È stata riconosciuta una nuova forma di diabete insulino-dipendente, questa si verifica in pazienti oncologici sottoposti a chemioterapia con farmaci inibitori del check-point.
Gli inibitori del checkpoint sono anticorpi monoclonali che bloccano le molecole di checkpoint – come la proteina CTLA-4 (Cytotoxic T-Lymphocyte Antigen 4) e il PD-1 (programmed cell death 1) – e che hanno rivoluzionato il trattamento del cancro grazie alla loro capacità di migliorare la sopravvivenza, in un numero sempre maggiore di neoplasie.
Sebbene gli anticorpi monoclonali contro CTLA-4 e PD-1 aumentino la distruzione delle cellule tumorali, consentendo l’attivazione di cellule T reattive ai tumori, possono anche provocare eventi avversi correlati al sistema immunitario che coinvolgono organi come la ghiandola pituitaria, la tiroide, le ghiandole surrenali e le cellule β produttrici di insulina del pancreas.
Il diabete indotto da inibitori del checkpoint rappresenta un diabete insulino-dipendente di nuova insorgenza, che è spesso acuto e si verifica più comunemente dopo il trattamento con anticorpi monoclonali anti-PD-1 (es. nivolumab). Attraverso i dati di due studi clinici è stato osservato che l’incidenza del diabete in soggetti trattati con gli inibitori del checkpoint è pari allo 0,9%, tuttavia il crescente aumento dell’utilizzo di questi farmaci porterà anche a un aumento di casi di diabete nei soggetti trattati.
Il diabete indotto da inibitori del checkpoint è stato segnalato in pazienti affetti da 13 differenti tipologie di tumore e più frequentemente in pazienti con melanoma maligno (prima indicazione approvata per gli inibitori del check-point),
L’insorgenza clinica del diabete indotto da questi farmaci è tipicamente acuta, con un aumento precipitoso e marcato della concentrazione di glucosio nel sangue; il tempo mediano di insorgenza del diabete è circa 11 settimane dopo l’inizio del trattamento chemioterapico, con un valore di HbA1c medio, alla diagnosi, di 9,10. La chetoacidosi diabetica è stata osservata nel 75% dei pazienti e il peptide C era inferiore al normale o non rilevabile nel 91% dei pazienti.

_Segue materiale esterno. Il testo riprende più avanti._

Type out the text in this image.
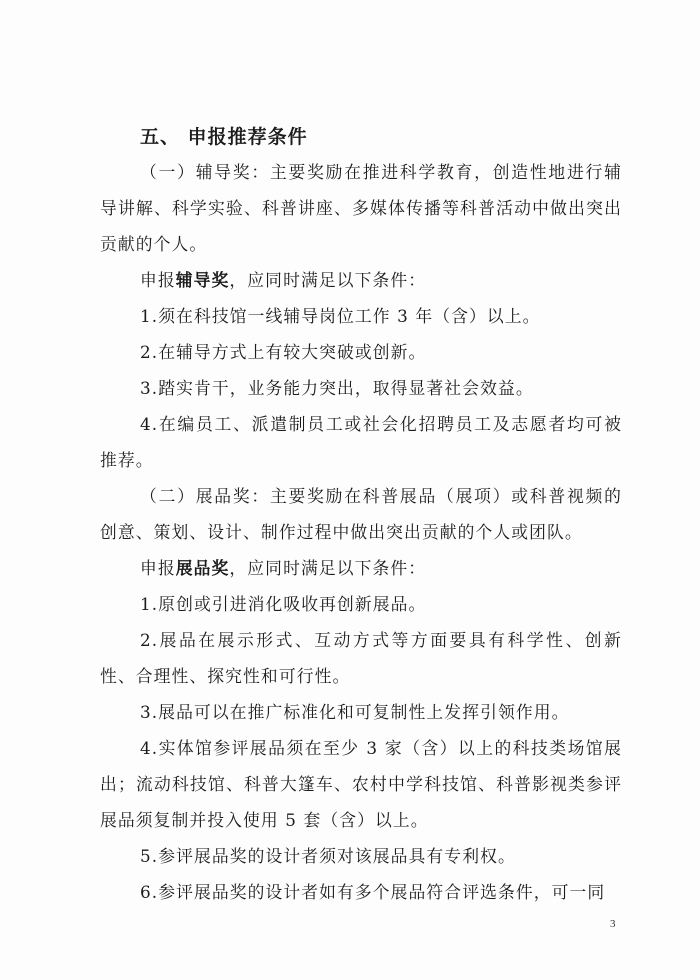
五、 申报推荐条件

（一）辅导奖：主要奖励在推进科学教育，创造性地进行辅导讲解、科学实验、科普讲座、多媒体传播等科普活动中做出突出贡献的个人。

申报辅导奖，应同时满足以下条件：

1.须在科技馆一线辅导岗位工作 3 年（含）以上。

2.在辅导方式上有较大突破或创新。

3.踏实肯干，业务能力突出，取得显著社会效益。

4.在编员工、派遣制员工或社会化招聘员工及志愿者均可被推荐。

（二）展品奖：主要奖励在科普展品（展项）或科普视频的创意、策划、设计、制作过程中做出突出贡献的个人或团队。

申报展品奖，应同时满足以下条件：

1.原创或引进消化吸收再创新展品。

2.展品在展示形式、互动方式等方面要具有科学性、创新性、合理性、探究性和可行性。

3.展品可以在推广标准化和可复制性上发挥引领作用。

4.实体馆参评展品须在至少 3 家（含）以上的科技类场馆展出；流动科技馆、科普大篷车、农村中学科技馆、科普影视类参评展品须复制并投入使用 5 套（含）以上。

5.参评展品奖的设计者须对该展品具有专利权。

6.参评展品奖的设计者如有多个展品符合评选条件，可一同

3
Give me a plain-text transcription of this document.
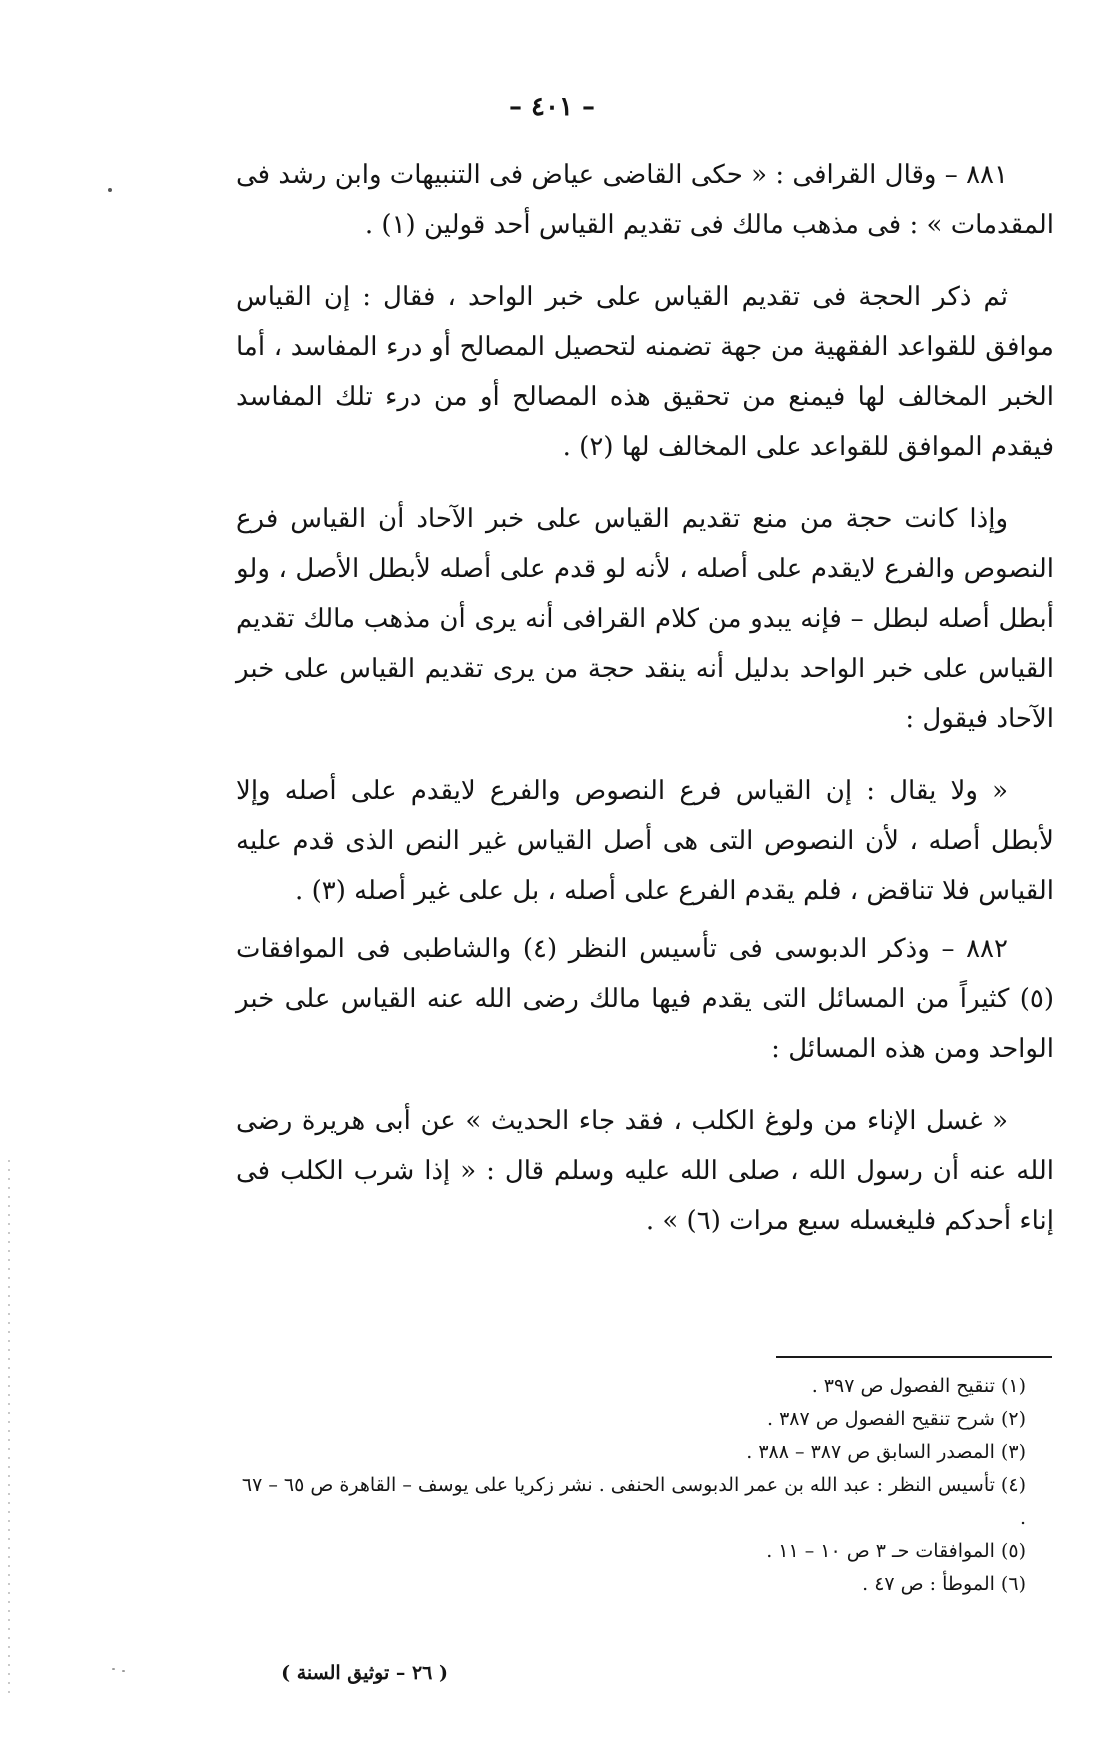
– ٤٠١ –

٨٨١ – وقال القرافى : « حكى القاضى عياض فى التنبيهات وابن رشد فى المقدمات » : فى مذهب مالك فى تقديم القياس أحد قولين (١) .

ثم ذكر الحجة فى تقديم القياس على خبر الواحد ، فقال : إن القياس موافق للقواعد الفقهية من جهة تضمنه لتحصيل المصالح أو درء المفاسد ، أما الخبر المخالف لها فيمنع من تحقيق هذه المصالح أو من درء تلك المفاسد فيقدم الموافق للقواعد على المخالف لها (٢) .

وإذا كانت حجة من منع تقديم القياس على خبر الآحاد أن القياس فرع النصوص والفرع لايقدم على أصله ، لأنه لو قدم على أصله لأبطل الأصل ، ولو أبطل أصله لبطل – فإنه يبدو من كلام القرافى أنه يرى أن مذهب مالك تقديم القياس على خبر الواحد بدليل أنه ينقد حجة من يرى تقديم القياس على خبر الآحاد فيقول :

« ولا يقال : إن القياس فرع النصوص والفرع لايقدم على أصله وإلا لأبطل أصله ، لأن النصوص التى هى أصل القياس غير النص الذى قدم عليه القياس فلا تناقض ، فلم يقدم الفرع على أصله ، بل على غير أصله (٣) .

٨٨٢ – وذكر الدبوسى فى تأسيس النظر (٤) والشاطبى فى الموافقات (٥) كثيراً من المسائل التى يقدم فيها مالك رضى الله عنه القياس على خبر الواحد ومن هذه المسائل :

« غسل الإناء من ولوغ الكلب ، فقد جاء الحديث » عن أبى هريرة رضى الله عنه أن رسول الله ، صلى الله عليه وسلم قال : « إذا شرب الكلب فى إناء أحدكم فليغسله سبع مرات (٦) » .

(١) تنقيح الفصول ص ٣٩٧ .
(٢) شرح تنقيح الفصول ص ٣٨٧ .
(٣) المصدر السابق ص ٣٨٧ – ٣٨٨ .
(٤) تأسيس النظر : عبد الله بن عمر الدبوسى الحنفى . نشر زكريا على يوسف – القاهرة ص ٦٥ – ٦٧ .
(٥) الموافقات حـ ٣ ص ١٠ – ١١ .
(٦) الموطأ : ص ٤٧ .
( ٢٦ – توثيق السنة )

Valori elevati di lipasi o amilasi sono stati riportata nel 32% dei pazienti, senza altri segni clinici di pancreatite, suggerendo che i processi infiammatori nel pancreas esocrino potrebbero avere un ruolo nell’insorgenza della malattia.
La terapia insulinica è necessaria per quasi tutti i pazienti con diabete indotto da inibitori del checkpoint, pertanto, sarà importante avvertire i pazienti circa il rischio di questo effetto collaterale permanente prima dell’inizio della chemioterapia.
Obiettivo degli studi futuri sarà quello di capire la correlazione tra una buona risposta antitumorale agli inibitori del check-point e lo sviluppo di eventi avversi correlati al sistema immunitario.